Ela recebe a faixa das mãos de Luiz Inácio Lula da Silva, o primeiro operário a governar o Brasil, concluindo o seu segundo mandato consecutivo com uma aprovação popular nunca antes registrada.

 

São fatos por demais significativos para deixarem de ser registrados. Constituem-se em sinais eloqüentes da mudança de paradigmas, a sinalizarem um novo processo político em andamento, capaz de alterar em profundidade o futuro do país.

 

Finalmente se desenham os contornos de um projeto de Brasil, pensado para todos os brasileiros, na valorização das extraordinárias potencialidades colocadas a nossa disposição, na superação de discriminações e exclusões, preconceitos e desigualdades.

 

O novo governo da sra. Dilma se inicia, claramente, sob o signo da continuidade. Isto significa que recebe do governo anterior um cabedal de acertos, que precisam ser bem identificados, para serem devidamente valorizados, no aprimoramento que podem comportar.

 

Quando mudam os governantes, e ao mesmo tempo se afirma a continuidade, é sinal de que ela contém indicativos evidentes, que favorecem o prosseguimento de iniciativas em andamento, e que afinal são as responsáveis pela credibilidade do governo que as promoveu.

 

Mas o governo Dilma não tem só a incumbência da continuidade, que poderia parecer falta de inspiração diante da novidade.
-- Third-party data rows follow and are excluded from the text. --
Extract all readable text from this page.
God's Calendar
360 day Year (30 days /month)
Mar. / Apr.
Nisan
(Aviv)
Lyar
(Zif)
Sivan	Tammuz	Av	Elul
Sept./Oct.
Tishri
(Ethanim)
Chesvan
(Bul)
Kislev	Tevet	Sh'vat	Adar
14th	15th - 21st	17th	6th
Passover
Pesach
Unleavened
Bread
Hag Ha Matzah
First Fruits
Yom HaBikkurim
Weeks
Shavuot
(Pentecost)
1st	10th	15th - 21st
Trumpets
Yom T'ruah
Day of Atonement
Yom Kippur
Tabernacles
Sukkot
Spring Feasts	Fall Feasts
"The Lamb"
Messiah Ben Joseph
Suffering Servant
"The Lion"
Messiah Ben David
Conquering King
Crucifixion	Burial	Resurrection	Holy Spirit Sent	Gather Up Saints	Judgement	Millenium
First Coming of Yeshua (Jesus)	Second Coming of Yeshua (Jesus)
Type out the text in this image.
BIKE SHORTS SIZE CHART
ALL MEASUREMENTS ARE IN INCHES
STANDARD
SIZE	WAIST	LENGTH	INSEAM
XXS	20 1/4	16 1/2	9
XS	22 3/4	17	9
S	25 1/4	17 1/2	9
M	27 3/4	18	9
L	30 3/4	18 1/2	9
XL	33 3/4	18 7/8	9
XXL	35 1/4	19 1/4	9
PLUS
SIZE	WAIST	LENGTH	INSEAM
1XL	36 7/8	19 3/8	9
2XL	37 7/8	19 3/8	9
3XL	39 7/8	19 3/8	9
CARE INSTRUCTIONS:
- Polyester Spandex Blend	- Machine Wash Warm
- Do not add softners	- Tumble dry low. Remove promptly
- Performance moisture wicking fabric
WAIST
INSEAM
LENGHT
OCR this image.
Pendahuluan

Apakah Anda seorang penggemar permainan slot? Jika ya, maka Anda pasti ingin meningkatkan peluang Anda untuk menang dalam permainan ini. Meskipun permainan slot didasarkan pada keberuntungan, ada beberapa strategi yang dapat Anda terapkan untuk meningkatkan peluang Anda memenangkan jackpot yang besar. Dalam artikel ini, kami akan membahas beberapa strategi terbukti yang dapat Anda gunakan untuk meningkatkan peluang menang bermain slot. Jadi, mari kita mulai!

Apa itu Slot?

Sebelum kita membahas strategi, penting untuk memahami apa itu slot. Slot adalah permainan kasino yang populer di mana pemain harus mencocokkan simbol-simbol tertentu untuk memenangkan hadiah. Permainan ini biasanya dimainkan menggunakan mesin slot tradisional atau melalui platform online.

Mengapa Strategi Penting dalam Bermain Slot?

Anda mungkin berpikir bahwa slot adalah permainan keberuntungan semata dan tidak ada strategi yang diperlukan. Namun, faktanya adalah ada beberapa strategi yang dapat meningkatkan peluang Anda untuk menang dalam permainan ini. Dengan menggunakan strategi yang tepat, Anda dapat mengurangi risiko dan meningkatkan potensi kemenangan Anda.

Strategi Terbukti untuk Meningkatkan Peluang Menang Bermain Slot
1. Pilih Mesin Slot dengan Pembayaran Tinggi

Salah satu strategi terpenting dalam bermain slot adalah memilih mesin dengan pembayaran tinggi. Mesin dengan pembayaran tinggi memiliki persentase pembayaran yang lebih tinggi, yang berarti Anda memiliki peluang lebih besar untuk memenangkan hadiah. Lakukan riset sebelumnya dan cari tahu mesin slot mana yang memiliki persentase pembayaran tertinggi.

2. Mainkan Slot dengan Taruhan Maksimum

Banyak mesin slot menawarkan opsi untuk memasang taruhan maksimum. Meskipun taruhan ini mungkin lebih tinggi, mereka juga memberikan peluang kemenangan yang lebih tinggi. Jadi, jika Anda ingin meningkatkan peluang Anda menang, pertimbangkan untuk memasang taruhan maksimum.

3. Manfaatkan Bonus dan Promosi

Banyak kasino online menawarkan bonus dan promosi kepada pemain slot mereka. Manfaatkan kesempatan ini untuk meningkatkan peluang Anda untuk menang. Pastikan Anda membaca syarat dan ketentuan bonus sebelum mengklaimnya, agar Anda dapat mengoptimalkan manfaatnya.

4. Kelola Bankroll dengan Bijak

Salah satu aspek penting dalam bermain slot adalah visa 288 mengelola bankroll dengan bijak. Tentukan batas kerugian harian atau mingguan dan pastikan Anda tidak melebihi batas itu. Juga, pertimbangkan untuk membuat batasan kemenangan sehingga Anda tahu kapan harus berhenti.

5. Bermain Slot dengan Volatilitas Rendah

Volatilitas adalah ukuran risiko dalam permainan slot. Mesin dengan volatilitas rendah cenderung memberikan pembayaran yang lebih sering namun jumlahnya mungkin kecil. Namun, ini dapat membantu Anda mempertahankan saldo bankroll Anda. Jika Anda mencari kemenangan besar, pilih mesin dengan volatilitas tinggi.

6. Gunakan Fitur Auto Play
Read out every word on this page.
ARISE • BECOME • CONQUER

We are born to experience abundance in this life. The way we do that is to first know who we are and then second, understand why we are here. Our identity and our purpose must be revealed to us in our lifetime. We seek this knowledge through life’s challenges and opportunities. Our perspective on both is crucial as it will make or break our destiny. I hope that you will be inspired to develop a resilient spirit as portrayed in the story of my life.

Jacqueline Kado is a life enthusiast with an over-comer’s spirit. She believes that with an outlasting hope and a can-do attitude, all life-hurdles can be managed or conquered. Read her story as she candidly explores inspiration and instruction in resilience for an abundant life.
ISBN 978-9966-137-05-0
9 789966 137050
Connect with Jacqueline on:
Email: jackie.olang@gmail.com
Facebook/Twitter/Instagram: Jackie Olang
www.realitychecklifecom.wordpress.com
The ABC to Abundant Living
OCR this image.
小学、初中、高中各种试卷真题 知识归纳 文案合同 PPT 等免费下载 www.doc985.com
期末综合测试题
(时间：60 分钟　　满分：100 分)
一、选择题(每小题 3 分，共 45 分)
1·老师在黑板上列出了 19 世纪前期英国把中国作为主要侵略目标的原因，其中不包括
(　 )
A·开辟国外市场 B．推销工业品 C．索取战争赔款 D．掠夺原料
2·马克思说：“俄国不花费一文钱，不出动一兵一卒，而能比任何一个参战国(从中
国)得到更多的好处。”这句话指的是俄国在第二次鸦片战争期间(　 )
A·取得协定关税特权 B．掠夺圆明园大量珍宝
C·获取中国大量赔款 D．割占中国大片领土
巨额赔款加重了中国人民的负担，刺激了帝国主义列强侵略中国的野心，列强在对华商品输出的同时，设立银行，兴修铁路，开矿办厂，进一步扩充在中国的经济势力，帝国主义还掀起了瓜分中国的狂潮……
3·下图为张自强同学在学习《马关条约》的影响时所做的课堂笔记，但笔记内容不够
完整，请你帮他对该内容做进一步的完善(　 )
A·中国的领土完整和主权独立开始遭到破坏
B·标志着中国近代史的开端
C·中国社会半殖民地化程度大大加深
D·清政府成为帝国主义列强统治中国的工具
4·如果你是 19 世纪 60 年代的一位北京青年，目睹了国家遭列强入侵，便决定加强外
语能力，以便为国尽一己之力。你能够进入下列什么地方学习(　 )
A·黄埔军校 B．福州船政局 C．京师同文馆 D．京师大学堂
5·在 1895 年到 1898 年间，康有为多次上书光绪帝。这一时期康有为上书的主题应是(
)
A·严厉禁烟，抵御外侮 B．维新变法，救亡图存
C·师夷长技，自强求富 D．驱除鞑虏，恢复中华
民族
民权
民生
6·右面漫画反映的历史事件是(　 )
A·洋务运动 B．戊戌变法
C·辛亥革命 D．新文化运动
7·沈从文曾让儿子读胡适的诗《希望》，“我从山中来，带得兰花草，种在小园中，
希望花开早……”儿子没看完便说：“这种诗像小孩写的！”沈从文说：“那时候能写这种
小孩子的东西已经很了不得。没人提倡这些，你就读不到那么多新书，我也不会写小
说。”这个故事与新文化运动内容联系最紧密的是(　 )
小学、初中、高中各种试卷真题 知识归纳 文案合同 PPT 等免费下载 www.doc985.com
Ao contrário. O novo governo tem a clara incumbência da consolidação. O novo processo político, impulsionado pelo presidente Lula, precisou contornar e enfrentar muitas resistências, provindas de setores que usufruíam das vantagens políticas, econômicas, sociais e regionais, derivadas da situação de desigualdade que sempre marcou a fisionomia do país.

 

Para que este novo processo político possa vingar e se afirmar, será necessária a condução firme e decidida do novo governo, que a presidente Dilma simboliza e encarna. Não lhe faltará apoio da grande maioria do povo brasileiro, que percebeu a validade de apostar num projeto de Brasil condizente com sua vocação de grandeza, de convívio fraterno, e de abertura para o mundo.

 

Aguardam o novo governo alguns desafios e dificuldades, que podem se avolumar. Em primeiro lugar, no contexto internacional, será preciso administrar com prudência e sabedoria os riscos da inserção da economia brasileira no mercado global. Será necessário compatibilizar, com firmeza, a fome de lucro do capital multinacional, que investe no Brasil em vista das grandes vantagens que aqui encontra, com os legítimos interesses do povo brasileiro. Precisamos garantir os investimentos necessários para um desenvolvimento sustentável, compatível com os recursos naturais que o Brasil possui de maneira privilegiada, mas que precisam ser usados com o imprescindível equilíbrio ambiental.

 

Outra frente de desafios será administrar internamente as forças políticas, de maneira a conseguir, especialmente com o apoio do Congresso e da opinião pública, o consenso suficiente para levar em frente a administração pública, promovendo algumas reformas estruturais que há tempo vêm se mostrando urgentes.

 

A herança política deixada pelo presidente Lula, e a firme disposição da presidente Dilma, asseguram-nos a esperança de que o povo brasileiro deposita no novo governo, invocando sobre ele abundantes bênçãos de Deus, com os votos de plena realização dos seus sonhos.

 

D. Demétrio Valentini é bispo de Jales.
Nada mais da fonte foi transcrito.